Menurutnya, proses rekrutmen kini lebih menekankan pada kemampuan teknis, kecocokan karakter, dan kelulusan dalam proses tes, bukan sekadar gelar akademik.
“Banyak perusahaan besar sekarang hanya mensyaratkan pelamar lulus tes seleksi, tidak harus lulusan sarjana. Mereka lebih menilai apakah kandidat bisa bekerja secara nyata dan cocok dengan posisi yang dibutuhkan,” jelasnya.
Hal ini menunjukkan pergeseran paradigma dunia kerja, dari yang semula berbasis kualifikasi formal menjadi berbasis keterampilan praktis.

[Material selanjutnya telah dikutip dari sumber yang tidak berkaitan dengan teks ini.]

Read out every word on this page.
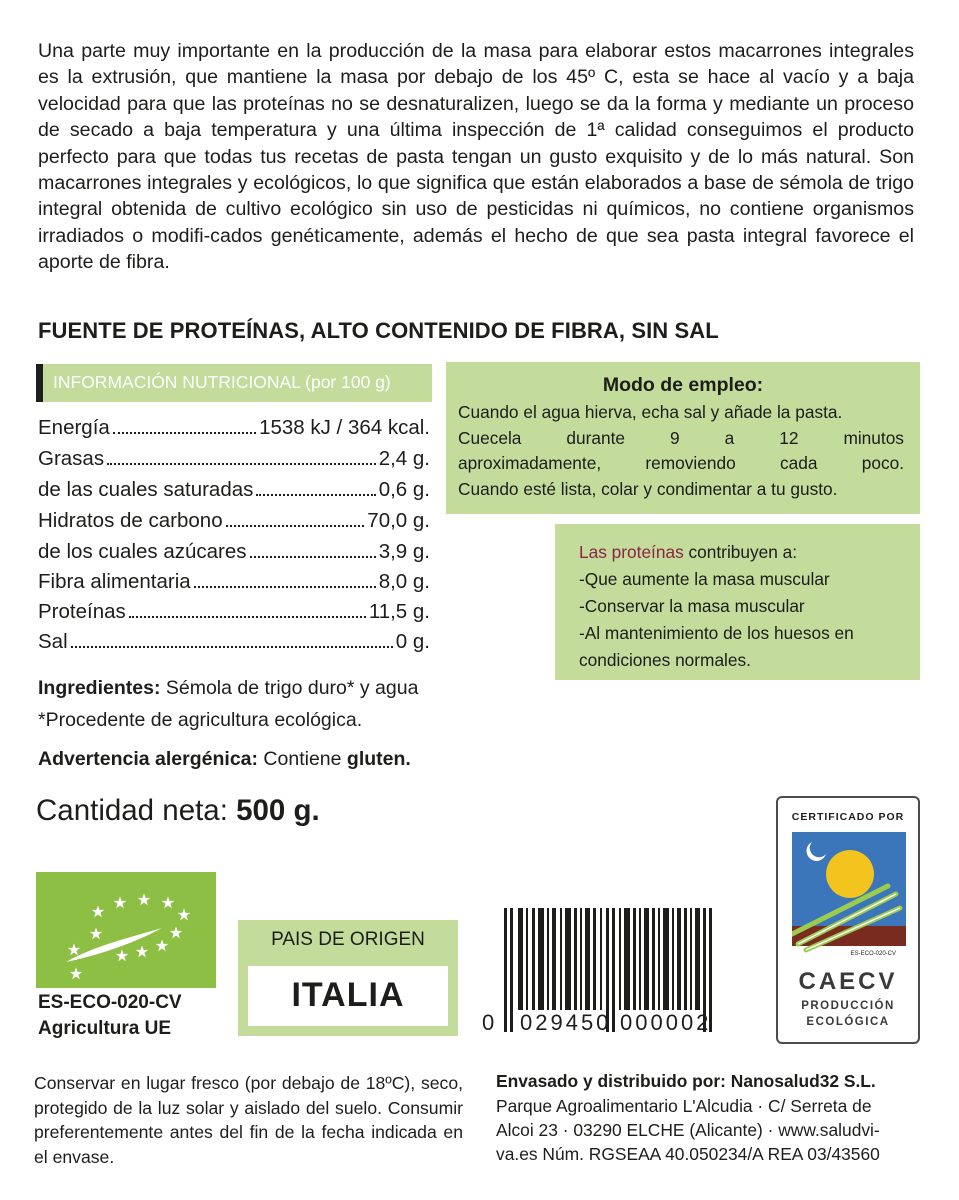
Una parte muy importante en la producción de la masa para elaborar estos macarrones integrales es la extrusión, que mantiene la masa por debajo de los 45º C, esta se hace al vacío y a baja velocidad para que las proteínas no se desnaturalizen, luego se da la forma y mediante un proceso de secado a baja temperatura y una última inspección de 1ª calidad conseguimos el producto perfecto para que todas tus recetas de pasta tengan un gusto exquisito y de lo más natural. Son macarrones integrales y ecológicos, lo que significa que están elaborados a base de sémola de trigo integral obtenida de cultivo ecológico sin uso de pesticidas ni químicos, no contiene organismos irradiados o modifi-cados genéticamente, además el hecho de que sea pasta integral favorece el aporte de fibra.

FUENTE DE PROTEÍNAS, ALTO CONTENIDO DE FIBRA, SIN SAL

INFORMACIÓN NUTRICIONAL (por 100 g)
Energía	1538 kJ / 364 kcal.
Grasas	2,4 g.
de las cuales saturadas	0,6 g.
Hidratos de carbono	70,0 g.
de los cuales azúcares	3,9 g.
Fibra alimentaria	8,0 g.
Proteínas	11,5 g.
Sal	0 g.
Modo de empleo:
Cuando el agua hierva, echa sal y añade la pasta.
Cuecela	durante	9	a	12	minutos
aproximadamente,	removiendo	cada	poco.
Cuando esté lista, colar y condimentar a tu gusto.
Las proteínas contribuyen a:
-Que aumente la masa muscular
-Conservar la masa muscular
-Al mantenimiento de los huesos en
condiciones normales.
Ingredientes: Sémola de trigo duro* y agua
*Procedente de agricultura ecológica.
Advertencia alergénica: Contiene gluten.
Cantidad neta: 500 g.
ES-ECO-020-CV
Agricultura UE
PAIS DE ORIGEN
ITALIA
0 029450 000002
CERTIFICADO POR
ES-ECO-020-CV
CAECV
PRODUCCIÓN
ECOLÓGICA

Conservar en lugar fresco (por debajo de 18ºC), seco, protegido de la luz solar y aislado del suelo. Consumir preferentemente antes del fin de la fecha indicada en el envase.

Envasado y distribuido por: Nanosalud32 S.L.
Parque Agroalimentario L'Alcudia · C/ Serreta de
Alcoi 23 · 03290 ELCHE (Alicante) · www.saludvi-
va.es Núm. RGSEAA 40.050234/A REA 03/43560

Ijazah Tetap Penting, Tapi Perlu Nilai Tambah
Kendati demikian, Ivan menegaskan bahwa ijazah tetap memiliki peran penting, terutama sebagai validasi dasar pendidikan. Namun, di tengah ketatnya persaingan dan terbatasnya lapangan kerja, para pencari kerja dituntut untuk memiliki nilai tambah.
“Saya nggak bilang ijazah akademis itu nggak penting. Tapi karena pasar kerja kita tidak seimbang, kandidat butuh nilai plus. Bisa berupa keahlian teknis, pengalaman kerja, kemampuan bahasa asing, atau keterampilan digital,” ujarnya.
Ia pun menyarankan agar para lulusan baru tidak hanya mengandalkan ijazah dalam melamar pekerjaan, tetapi juga aktif meningkatkan keterampilan yang relevan dengan kebutuhan industri.
Kondisi Lapangan Kerja yang Semakin Dinamis
Fenomena sarjana yang bekerja di sektor informal atau pekerjaan lapangan yang tak sejalan dengan bidang studi mereka mencerminkan tantangan besar dalam sistem ketenagakerjaan Indonesia.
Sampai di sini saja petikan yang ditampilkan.